My rating: 1 of 5 stars
Not for me. A clever idea which I can appreciate but the narrative felt detached, way too preachy and a lot of – oh look isn’t this horrible/shocking/perverse and yet men do this to women “all the time” – kind of over the top feminism.
The story jumped too much, I think perhaps it would work better in a visual medium as it had a reportage style to it and I would just get interested in one person’s story before it would then switch without warning to someone else. In addition, I didn’t find all of the character’s stories compelling, I found the male viewpoint more interesting – perhaps that was a deliberate choice – and some of the others were just tedious.
In another review, the author of that has likened this to reading like the script for a TV series box set and I’d have to agree with that.
I’m also reminded of the scenes where the women in Saudi Arabia, possibly one of the world’s most repressed in a patriarchal society, gain The Power and suddenly embrace all of what’s generally considered to be the freer “Western world” culture by going out and having sex with strangers. It felt a little bit insensitive and perhaps misunderstanding of the Islamic culture to make an assumption that it is only male repressive behaviour which stops them from going out on a “free love” kick. I suspect that’s not the case at all.
The book raises questions and then lets the reader draw their own conclusions which is, on the one hand a tried and tested method of writing, but at the same time is increasingly frustrating when a narrative ends with no conclusion.

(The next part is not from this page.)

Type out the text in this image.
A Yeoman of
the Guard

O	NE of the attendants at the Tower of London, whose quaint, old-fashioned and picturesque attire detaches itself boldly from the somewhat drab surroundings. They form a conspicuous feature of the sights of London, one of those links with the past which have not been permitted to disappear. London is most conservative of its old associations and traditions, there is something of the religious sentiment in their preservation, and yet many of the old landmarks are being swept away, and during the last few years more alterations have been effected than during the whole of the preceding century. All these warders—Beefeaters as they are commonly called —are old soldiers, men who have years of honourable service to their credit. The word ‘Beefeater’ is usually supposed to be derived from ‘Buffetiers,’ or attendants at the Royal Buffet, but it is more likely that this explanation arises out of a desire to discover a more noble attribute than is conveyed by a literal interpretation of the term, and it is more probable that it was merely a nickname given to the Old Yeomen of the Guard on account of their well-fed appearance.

The affectation of having the book “wrapped” as a manuscript being sent to someone else and it all being from a male perspective also just rubbed me up the wrong way.
I think, like this author’s mentor Margaret Atwood’s A Handmaid’s Tale, The Power is a case of “it’s probably not the book, it’s me” as I felt absolutely no desire to pick it up and continue reading it but as it was my book club’s choice to read, I dislike not finishing a book.